The blizzard is a magnificent character in the early going. There is no need for the characters to go on about being cold, the reader feels it through the prose. But it is soon superseded by the Manor itself, a millennium old castle (aka Old Dark House) with secret passages, hidden stairways, rooms concealed in the fifteen-foot thick walls, a dungeon, and in this storm none of the mod cons like electricity, gas, or telephone work. It is cold, dark, and silent.   

What follows is a police procedural as the members of the resident Addams Family are questioned and efforts are made in the isolated circumstances to examine the crime scene and the corpse. As if. 
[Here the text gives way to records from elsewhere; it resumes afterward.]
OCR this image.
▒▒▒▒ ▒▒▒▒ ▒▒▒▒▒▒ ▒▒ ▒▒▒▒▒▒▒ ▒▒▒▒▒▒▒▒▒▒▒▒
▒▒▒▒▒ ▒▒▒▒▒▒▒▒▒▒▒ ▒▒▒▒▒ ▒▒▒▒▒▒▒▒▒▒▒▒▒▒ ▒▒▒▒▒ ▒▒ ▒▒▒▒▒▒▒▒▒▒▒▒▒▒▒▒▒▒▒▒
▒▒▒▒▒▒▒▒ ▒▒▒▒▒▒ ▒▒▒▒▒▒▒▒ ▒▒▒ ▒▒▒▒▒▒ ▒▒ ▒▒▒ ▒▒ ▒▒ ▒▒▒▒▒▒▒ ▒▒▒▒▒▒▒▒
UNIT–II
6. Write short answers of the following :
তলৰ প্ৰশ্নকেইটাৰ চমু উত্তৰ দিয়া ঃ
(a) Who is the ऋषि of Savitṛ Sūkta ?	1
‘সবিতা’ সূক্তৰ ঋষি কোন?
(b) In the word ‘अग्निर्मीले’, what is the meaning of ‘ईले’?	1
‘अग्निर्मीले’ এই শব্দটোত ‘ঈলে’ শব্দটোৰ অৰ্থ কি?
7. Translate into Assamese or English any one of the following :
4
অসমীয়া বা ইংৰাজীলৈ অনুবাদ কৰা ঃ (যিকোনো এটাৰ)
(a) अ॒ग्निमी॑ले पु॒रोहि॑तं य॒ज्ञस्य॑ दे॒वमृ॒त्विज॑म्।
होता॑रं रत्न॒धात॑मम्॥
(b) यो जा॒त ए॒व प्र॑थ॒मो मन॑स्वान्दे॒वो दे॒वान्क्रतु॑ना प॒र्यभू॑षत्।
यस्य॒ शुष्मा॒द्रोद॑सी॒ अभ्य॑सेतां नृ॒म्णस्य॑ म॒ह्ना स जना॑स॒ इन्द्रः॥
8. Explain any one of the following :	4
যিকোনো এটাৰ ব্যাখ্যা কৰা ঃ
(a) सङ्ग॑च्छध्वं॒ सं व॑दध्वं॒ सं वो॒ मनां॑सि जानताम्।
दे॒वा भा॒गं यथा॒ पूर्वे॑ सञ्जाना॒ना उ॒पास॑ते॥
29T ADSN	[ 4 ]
I did think Luthi constant self-absorption with her own personal situation was egotistical and less justified than Plod’s worry about his wife.  Her problems are in the past. Why do krimi writers add backstory problems, isn’t a solo murder investigation in the situation hard enough?  Indeed this preoccupation is compounded throughout so as to lead to reader indigestion from over plotting.  I’ll say that again: it is over plotted.  There are so many plot lines that I got confused trying to keep track of them.  

But the locale, the situation, the Old Dark House, the cast of characters are well drawn, and maybe the overlarding can be calmed in the next outing, for I assume this is the start of series.  

The only other Swiss krimis I recall are the 1970s grim psychological tales of Friedrich Dürrenmatt usually involving unindicted war criminals and the fascist wanna be Friedrich Glauser’s 1930s books set in xenophobic Alpine villages.